Cloghan Agricultural School

John Pitt Kennedy came back to Ireland in about 1830 and set up a model farm in Cloghan. He managed the land for the Glenfin landlord, Sir Charles Style and married his daughter. Students came from many parts of Ireland. They resided in neighbouring houses. The students worked in the fields during certain hours of the day.

Mr.H.V. Hall visited Sir Charles Style in 1841 and wrote as follows.

It is about twenty years since Sir Charles Style inherited his estates. His property contained about 16,000 acres of which there is about 2,000 arable. The richest crops are now growing on these new mountain farms. The tenant is receiving practical lessons. Male and Female boarding schools have been established for the training of practical schools in the subjects most important to the neighbouring counties. Boys are boarded, lodged and educated at a cost of £4 per year, and the practical knowledge is made to keep pace with the theory.

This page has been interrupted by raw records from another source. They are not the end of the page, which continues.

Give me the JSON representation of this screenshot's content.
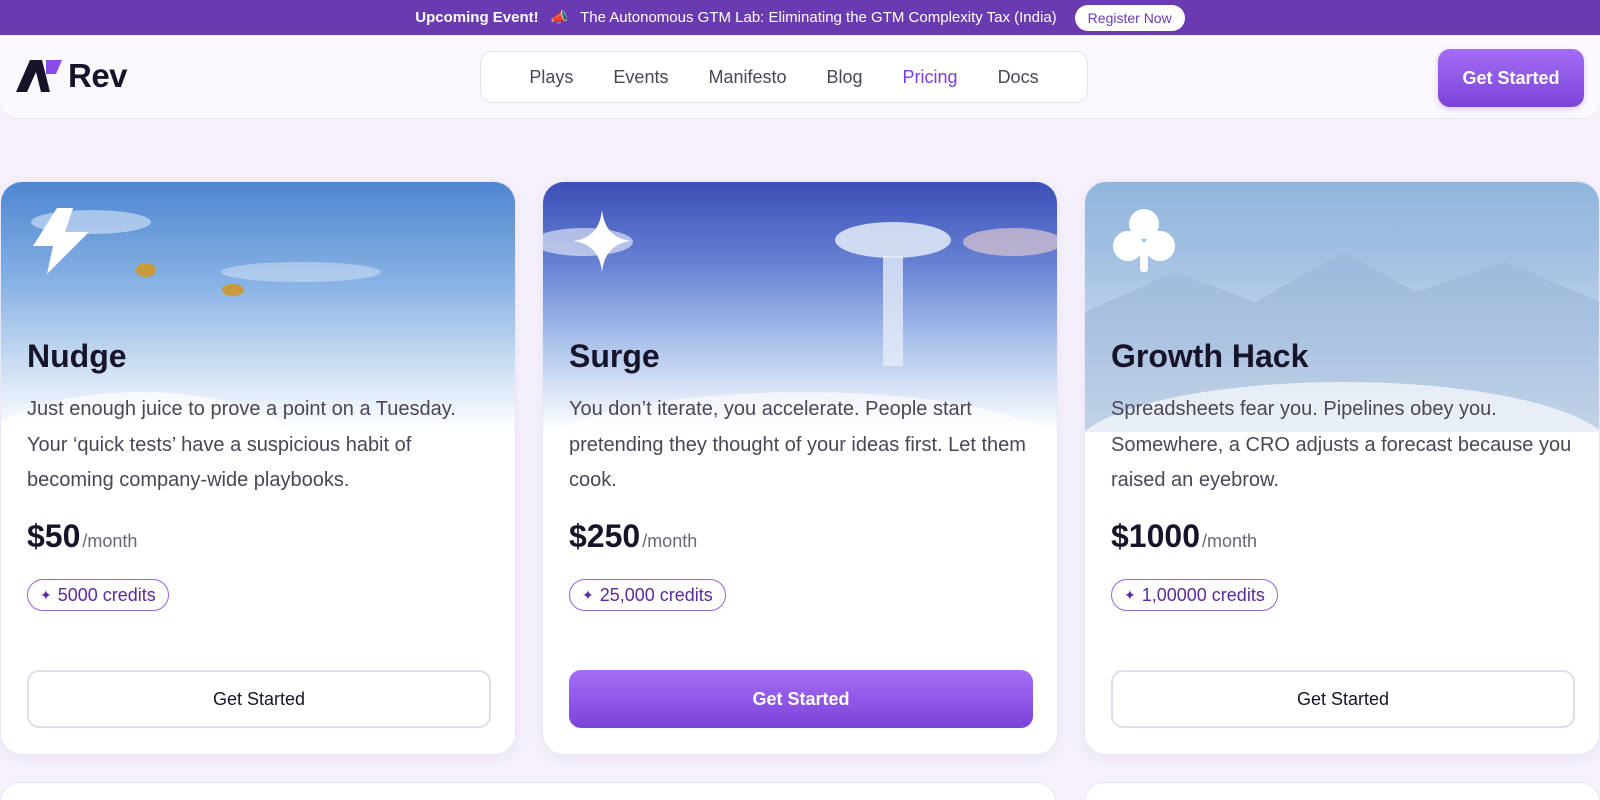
{
  "announcement": {
    "lead": "Upcoming Event!",
    "emoji": "📣",
    "text": "The Autonomous GTM Lab: Eliminating the GTM Complexity Tax (India)",
    "cta": "Register Now"
  },
  "header": {
    "logo_text": "Rev",
    "nav": [
      {
        "label": "Plays",
        "active": false
      },
      {
        "label": "Events",
        "active": false
      },
      {
        "label": "Manifesto",
        "active": false
      },
      {
        "label": "Blog",
        "active": false
      },
      {
        "label": "Pricing",
        "active": true
      },
      {
        "label": "Docs",
        "active": false
      }
    ],
    "cta": "Get Started"
  },
  "plans": [
    {
      "icon": "lightning-icon",
      "name": "Nudge",
      "description": "Just enough juice to prove a point on a Tuesday. Your ‘quick tests’ have a suspicious habit of becoming company-wide playbooks.",
      "price": "$50",
      "period": "/month",
      "credits": "5000 credits",
      "cta": "Get Started",
      "cta_style": "outline"
    },
    {
      "icon": "sparkle-icon",
      "name": "Surge",
      "description": "You don’t iterate, you accelerate. People start pretending they thought of your ideas first. Let them cook.",
      "price": "$250",
      "period": "/month",
      "credits": "25,000 credits",
      "cta": "Get Started",
      "cta_style": "filled"
    },
    {
      "icon": "club-icon",
      "name": "Growth Hack",
      "description": "Spreadsheets fear you. Pipelines obey you. Somewhere, a CRO adjusts a forecast because you raised an eyebrow.",
      "price": "$1000",
      "period": "/month",
      "credits": "1,00000 credits",
      "cta": "Get Started",
      "cta_style": "outline"
    }
  ],
  "colors": {
    "brand": "#7b44d8",
    "announce_bg": "#6a3bb0",
    "page_bg": "#f6f1fd",
    "active_nav": "#7a3cec"
  }
}
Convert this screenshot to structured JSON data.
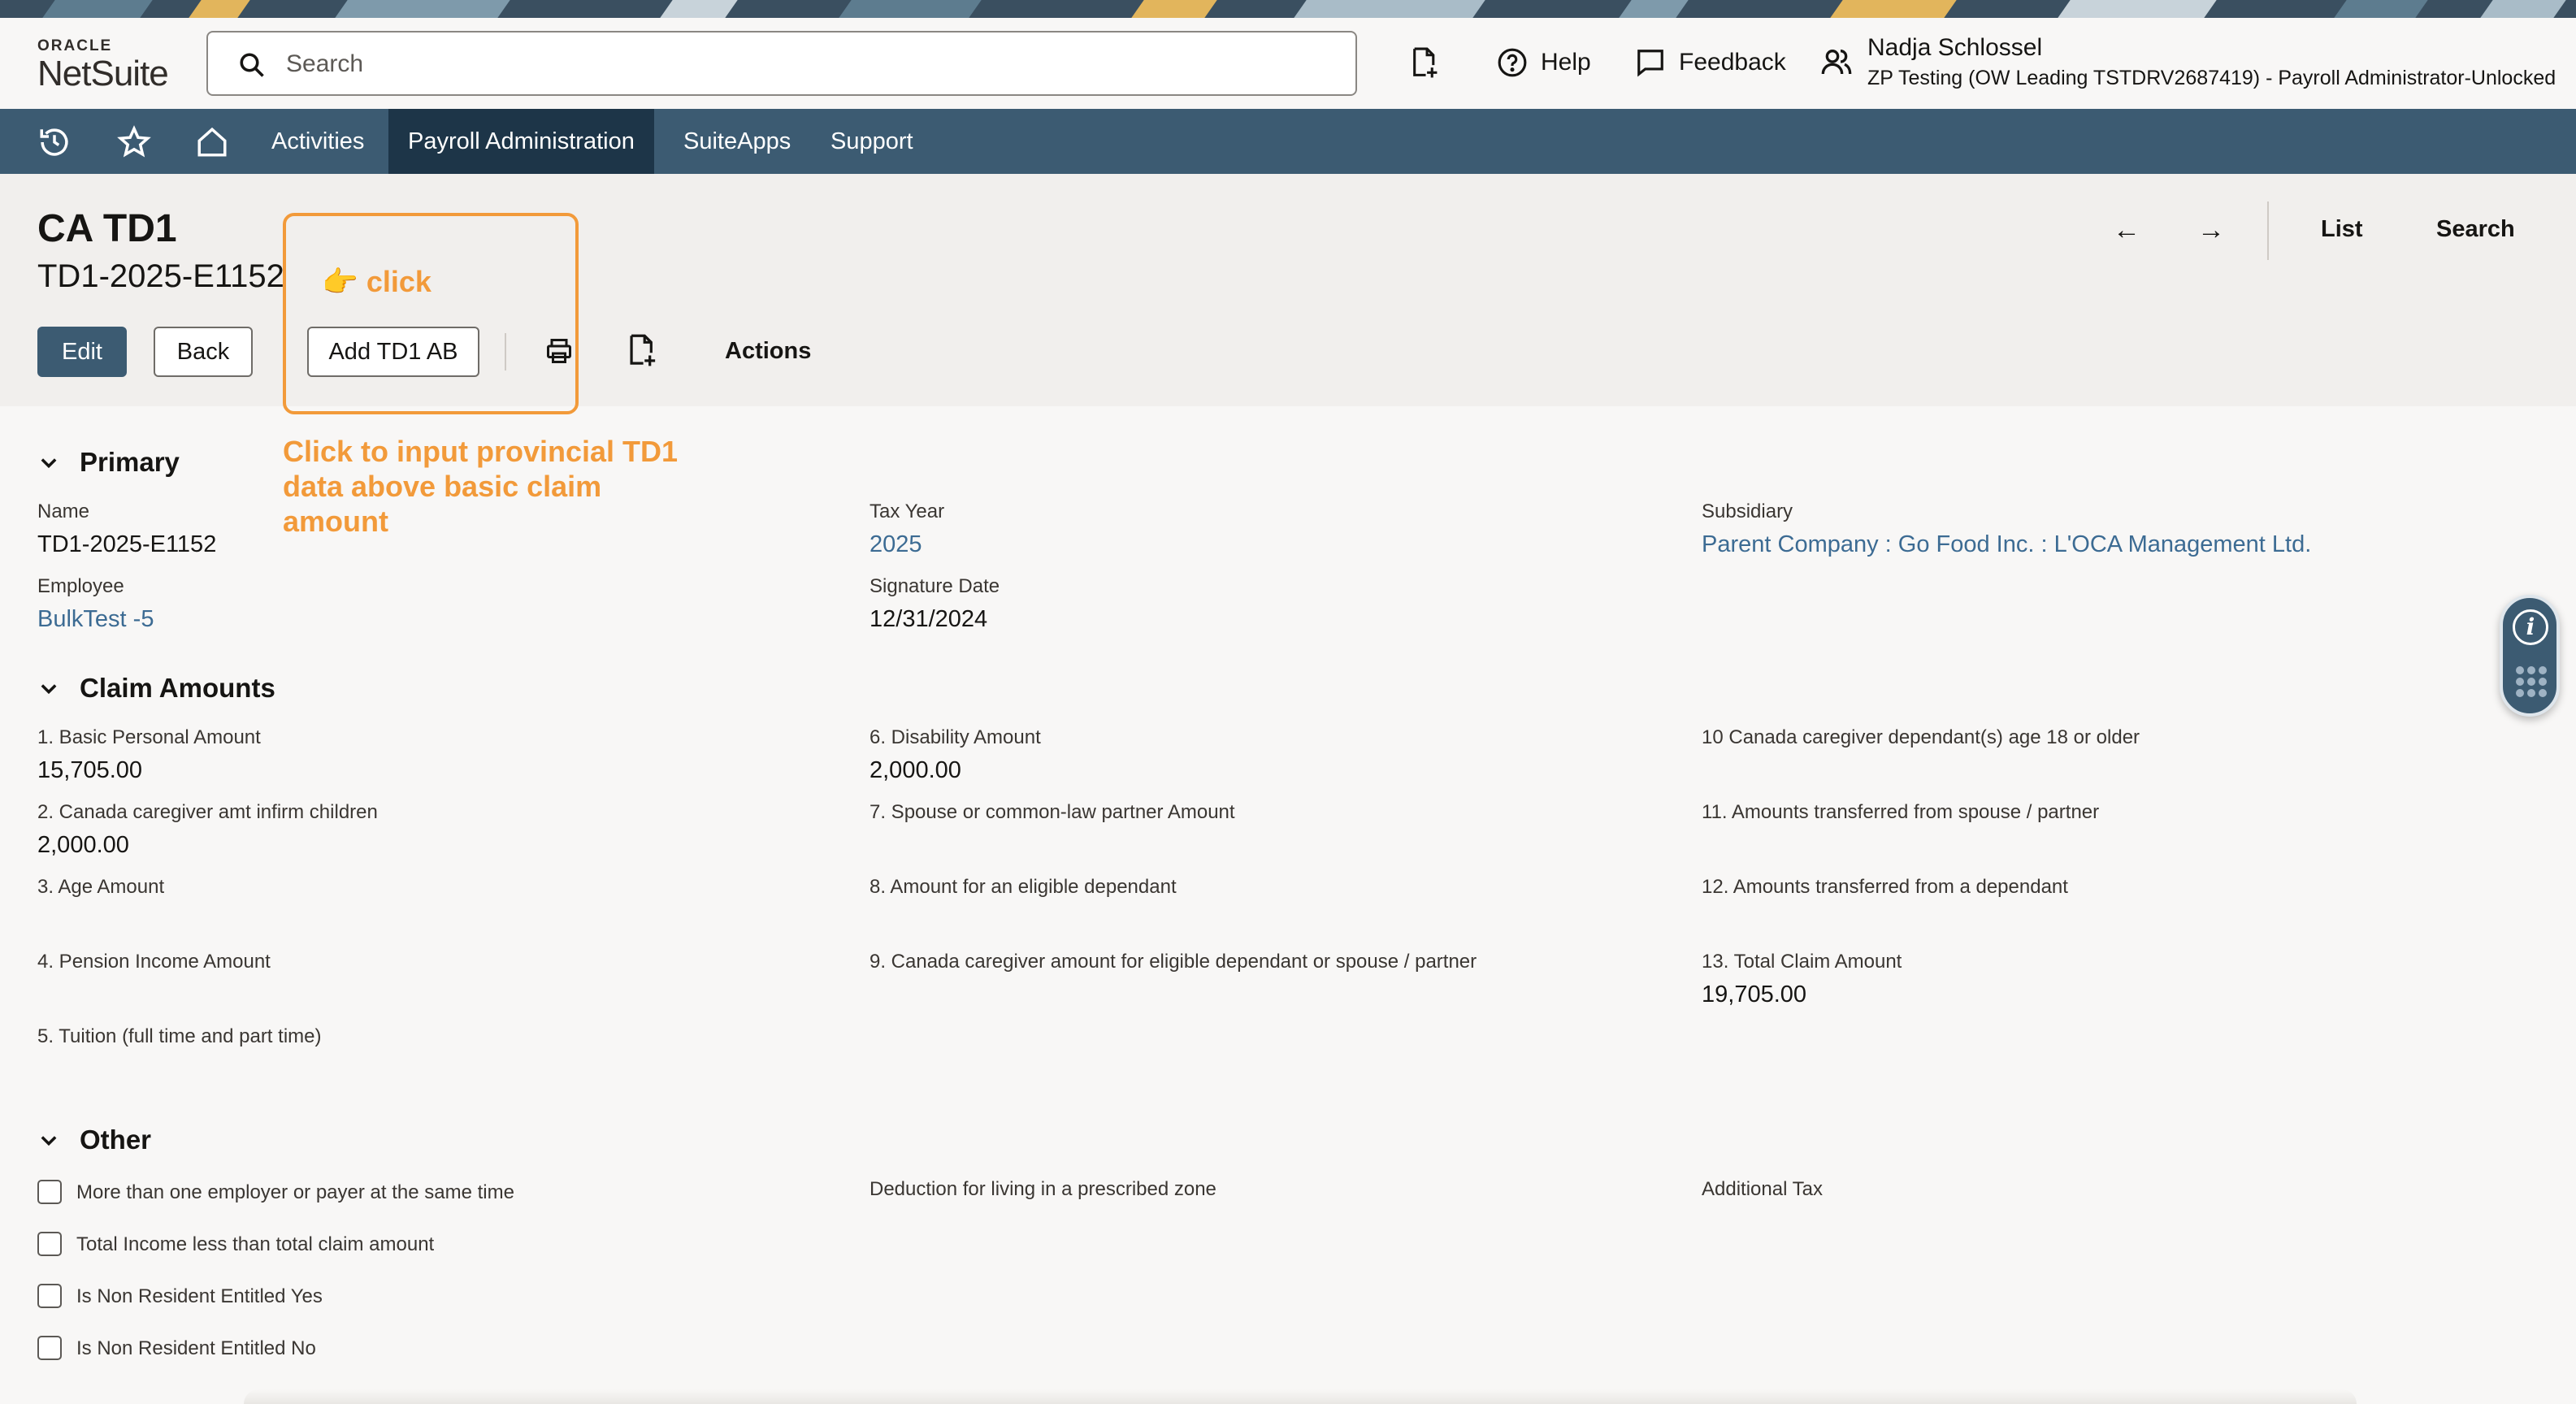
{
  "header": {
    "logo_top": "ORACLE",
    "logo_bottom": "NetSuite",
    "search_placeholder": "Search",
    "create_icon": "new-record-icon",
    "help_label": "Help",
    "feedback_label": "Feedback",
    "user_name": "Nadja Schlossel",
    "user_role": "ZP Testing (OW Leading TSTDRV2687419) - Payroll Administrator-Unlocked"
  },
  "nav": {
    "icons": [
      "history-icon",
      "star-icon",
      "home-icon"
    ],
    "tabs": [
      {
        "label": "Activities"
      },
      {
        "label": "Payroll Administration"
      },
      {
        "label": "SuiteApps"
      },
      {
        "label": "Support"
      }
    ]
  },
  "record": {
    "type_title": "CA TD1",
    "record_id": "TD1-2025-E1152",
    "buttons": {
      "edit": "Edit",
      "back": "Back",
      "add_td1_ab": "Add TD1 AB",
      "actions": "Actions"
    },
    "nav_prev": "←",
    "nav_next": "→",
    "list_label": "List",
    "search_label": "Search"
  },
  "annotation": {
    "click_label": "👉 click",
    "note": "Click to input provincial TD1 data above basic claim amount",
    "color": "#f29a3a"
  },
  "sections": {
    "primary": {
      "title": "Primary",
      "name_label": "Name",
      "name_value": "TD1-2025-E1152",
      "employee_label": "Employee",
      "employee_value": "BulkTest -5",
      "tax_year_label": "Tax Year",
      "tax_year_value": "2025",
      "signature_date_label": "Signature Date",
      "signature_date_value": "12/31/2024",
      "subsidiary_label": "Subsidiary",
      "subsidiary_value": "Parent Company : Go Food Inc. : L'OCA Management Ltd."
    },
    "claim": {
      "title": "Claim Amounts",
      "f1_label": "1. Basic Personal Amount",
      "f1_value": "15,705.00",
      "f2_label": "2. Canada caregiver amt infirm children",
      "f2_value": "2,000.00",
      "f3_label": "3. Age Amount",
      "f4_label": "4. Pension Income Amount",
      "f5_label": "5. Tuition (full time and part time)",
      "f6_label": "6. Disability Amount",
      "f6_value": "2,000.00",
      "f7_label": "7. Spouse or common-law partner Amount",
      "f8_label": "8. Amount for an eligible dependant",
      "f9_label": "9. Canada caregiver amount for eligible dependant or spouse / partner",
      "f10_label": "10 Canada caregiver dependant(s) age 18 or older",
      "f11_label": "11. Amounts transferred from spouse / partner",
      "f12_label": "12. Amounts transferred from a dependant",
      "f13_label": "13. Total Claim Amount",
      "f13_value": "19,705.00"
    },
    "other": {
      "title": "Other",
      "cb1": "More than one employer or payer at the same time",
      "cb2": "Total Income less than total claim amount",
      "cb3": "Is Non Resident Entitled Yes",
      "cb4": "Is Non Resident Entitled No",
      "prescribed_zone_label": "Deduction for living in a prescribed zone",
      "additional_tax_label": "Additional Tax"
    }
  },
  "colors": {
    "nav_bg": "#3c5b72",
    "nav_active_bg": "#1d3548",
    "link": "#3c6b93",
    "primary_button": "#3c5b72"
  }
}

Boys of fifteen or sixteen in every way qualified for taking charge of a school with credit or for conducting the most scientific operation that could be required by a proprietor in the improvement of his estate.

Training of the female pupils is on a like scale. The cost for the lowest class under 12 is £5. Permanent pupils above twelve pay £8 and teachers coming from other schools for a short period of training pay at a rate of £10 per year for all charges of board lodgings and education. Several of the pupils of both sexes have gone forth to confidential employment with much satisfaction to their employers.

Both the male and the female schools are in connection with the National Board, the grants from which are very small but the female school established for the training and education of schoolmistresses to send throughout Ireland is supported chiefly by a private fund. Several of the boarding pupils are educated at the cost of their parents and others at the expense of their patrons and patronesses. Already schools in various parts of Ireland have been supplied with teachers from this valuable and excellent establishment.

The girls are dressed entirely in articles of their own manufacture and their dress so produced is picturesque and becoming. It consists of linsey, woolsey, petticoat, a blue jacket edged with scarlet and a grey cloak bound with scarlet. The hood is not so large as the hoods of the Irish cloaks generally. The thread of which the dress is composed is spun by their own hands, woven in some cottage loom, dyed in their cabins, cut out and made in the school. The stockings are knitted by them and those who have bonnets or hats plait them and sew them with their own hands.

We have never seen education more practically conducted than in the Cloghan schools. The education of the females is not confined to the mere "learning" or the regular needlework taught by routine. Every effort is made to make them good household servants. They are taught scouring, cleaning, washing, ironing, milking and making butter and above all neatness and good order. It is in fact, an admirable training school either for good domestic servants or teachers in national schools.

Afterwards we saw many in Glenfin who despite their bare feet would have been considered respectfully dressed even in England.